Dating the mi garand
Patton as commanding officer of the First Infantry Division's anti-aircraft battalion. 9 1172, available on You Tube as "Amazing rare film: M1 Garand Rifle U. CAL.30.")Editor's Note: This web page was created by William B.
Fox in North Africa in World War II who served directly under Lt Gen George S.
(Please see the for more details about the outstanding combat record of his unit, composed of "Cajun Duck Shooters"from the Louisiana National Guard). Fox who inherited the M1 Garand from his grandfather, Col. I am entertaining offers from individuals who may wish to purchase the Garand as part of either a donation (for example to the Louisiana National Guard Museum or World War II Museum in New Orleans, LA), or who can adequately protect its historic value in a private collection.
"The Garand Rifle has proved itself excellent in combat in the Philippines under combat conditions. I also own other historic artifacts carried by Col.

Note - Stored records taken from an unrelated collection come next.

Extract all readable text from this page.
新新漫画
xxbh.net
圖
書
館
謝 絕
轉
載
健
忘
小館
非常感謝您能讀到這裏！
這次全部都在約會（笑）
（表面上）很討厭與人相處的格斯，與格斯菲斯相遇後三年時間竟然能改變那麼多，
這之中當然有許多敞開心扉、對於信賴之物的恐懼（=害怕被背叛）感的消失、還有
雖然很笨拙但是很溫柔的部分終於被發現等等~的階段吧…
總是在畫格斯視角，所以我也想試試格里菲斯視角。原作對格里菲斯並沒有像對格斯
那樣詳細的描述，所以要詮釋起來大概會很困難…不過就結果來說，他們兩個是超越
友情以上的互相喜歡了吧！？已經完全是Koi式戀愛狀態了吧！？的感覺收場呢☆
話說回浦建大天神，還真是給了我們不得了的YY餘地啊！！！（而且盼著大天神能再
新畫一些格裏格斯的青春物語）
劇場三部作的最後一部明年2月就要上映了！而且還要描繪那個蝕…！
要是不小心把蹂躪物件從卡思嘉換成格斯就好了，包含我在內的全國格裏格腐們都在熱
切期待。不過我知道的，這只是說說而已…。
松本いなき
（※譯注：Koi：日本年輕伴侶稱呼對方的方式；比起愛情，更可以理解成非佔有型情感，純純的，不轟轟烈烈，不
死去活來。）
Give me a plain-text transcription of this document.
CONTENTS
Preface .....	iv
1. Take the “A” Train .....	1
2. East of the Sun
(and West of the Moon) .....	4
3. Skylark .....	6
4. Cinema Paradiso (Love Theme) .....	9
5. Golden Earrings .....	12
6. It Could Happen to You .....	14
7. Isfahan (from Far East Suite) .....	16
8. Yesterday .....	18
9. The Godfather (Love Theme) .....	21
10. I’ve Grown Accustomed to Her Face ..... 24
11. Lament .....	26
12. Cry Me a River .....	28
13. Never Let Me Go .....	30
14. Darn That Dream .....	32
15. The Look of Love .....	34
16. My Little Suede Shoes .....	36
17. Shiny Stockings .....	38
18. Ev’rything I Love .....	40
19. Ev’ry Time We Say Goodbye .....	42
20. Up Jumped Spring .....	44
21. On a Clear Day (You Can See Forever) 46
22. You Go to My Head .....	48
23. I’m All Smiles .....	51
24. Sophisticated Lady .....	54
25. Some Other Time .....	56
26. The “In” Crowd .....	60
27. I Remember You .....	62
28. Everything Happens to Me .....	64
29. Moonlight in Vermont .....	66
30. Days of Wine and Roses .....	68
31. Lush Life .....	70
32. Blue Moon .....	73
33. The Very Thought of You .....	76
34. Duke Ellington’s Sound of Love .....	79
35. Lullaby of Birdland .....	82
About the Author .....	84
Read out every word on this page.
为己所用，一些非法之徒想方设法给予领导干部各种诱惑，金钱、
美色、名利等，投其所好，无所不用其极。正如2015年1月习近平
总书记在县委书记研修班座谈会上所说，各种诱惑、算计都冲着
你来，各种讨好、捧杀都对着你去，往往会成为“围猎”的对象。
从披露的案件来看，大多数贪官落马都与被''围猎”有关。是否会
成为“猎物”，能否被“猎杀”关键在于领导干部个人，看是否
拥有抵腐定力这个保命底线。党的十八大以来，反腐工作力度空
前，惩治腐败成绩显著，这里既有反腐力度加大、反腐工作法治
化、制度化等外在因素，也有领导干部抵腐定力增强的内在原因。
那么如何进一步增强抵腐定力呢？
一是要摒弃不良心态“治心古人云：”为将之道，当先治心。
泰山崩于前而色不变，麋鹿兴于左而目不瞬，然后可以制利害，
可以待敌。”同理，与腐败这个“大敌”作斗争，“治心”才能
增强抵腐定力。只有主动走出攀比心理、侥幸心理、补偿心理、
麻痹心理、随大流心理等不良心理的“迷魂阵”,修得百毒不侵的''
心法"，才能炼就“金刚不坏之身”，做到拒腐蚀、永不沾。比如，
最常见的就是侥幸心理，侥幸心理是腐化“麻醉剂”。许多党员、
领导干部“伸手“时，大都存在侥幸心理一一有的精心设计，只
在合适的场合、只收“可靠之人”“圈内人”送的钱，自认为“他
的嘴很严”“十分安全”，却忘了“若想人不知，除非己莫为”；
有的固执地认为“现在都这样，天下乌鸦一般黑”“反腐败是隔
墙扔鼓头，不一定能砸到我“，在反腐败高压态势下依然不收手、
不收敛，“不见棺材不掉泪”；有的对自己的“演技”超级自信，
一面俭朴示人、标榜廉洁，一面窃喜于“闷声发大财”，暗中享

It operated with no mechanical defects, and when used in fox holes, did not develop stoppages from dust and dirt." (Quoted at the preface of the official WWII U. Fox, to include the .45 automatic pistol he carried on him as the commanding officer of Gen. In fact, the Garand continued to serve our GIs throughout the Korean War and was reenlisted as a sniper rifle in Vietnam.
Patton's First Division anti-aircraft battalion in North Africa. once called “The greatest battle implement ever devised.” He was, of course, referring to the M1 Garand, the primary shoulder arm of U. And although there was a time when WWII vets didn’t have a choice of Garands—they simply had to take the gun that was issued to them—today’s shooters and collectors can select from varying conditions, styles and price ranges.
As a style note, even though certain protocol directives say to use "COL" as the abbreviation for an Army colonel, I have decided to use the abbreviation "Col." because that is the abbreviation style used for Army officers at the official Do D web site at (see example here), the official U. Army web site at (see example here), and by "Buyer’s Guide: How to Choose an M1 Garand" by Rick Hacker, May 28th, 2013, provides an excellent introduction to the factors that have been continually driving up the prices of collectible M1 Garands. After all, with more than 6 million M1 Garands produced between 19, the “U. Rifle, Caliber .30, M1,” as it was officially known, is still very much with us.
Nostalgia, desirability and collectability are closely linked, and such is the case with what has arguably become one of America’s most popular wartime weapons, a rifle that Lt. Although no longer our official battle rifle, the M1 Garand continues to prove itself as a National Match gun and in events that include CMP and 3-Gun competitions, not to mention reenactments, casual target shooting, hunting and collecting.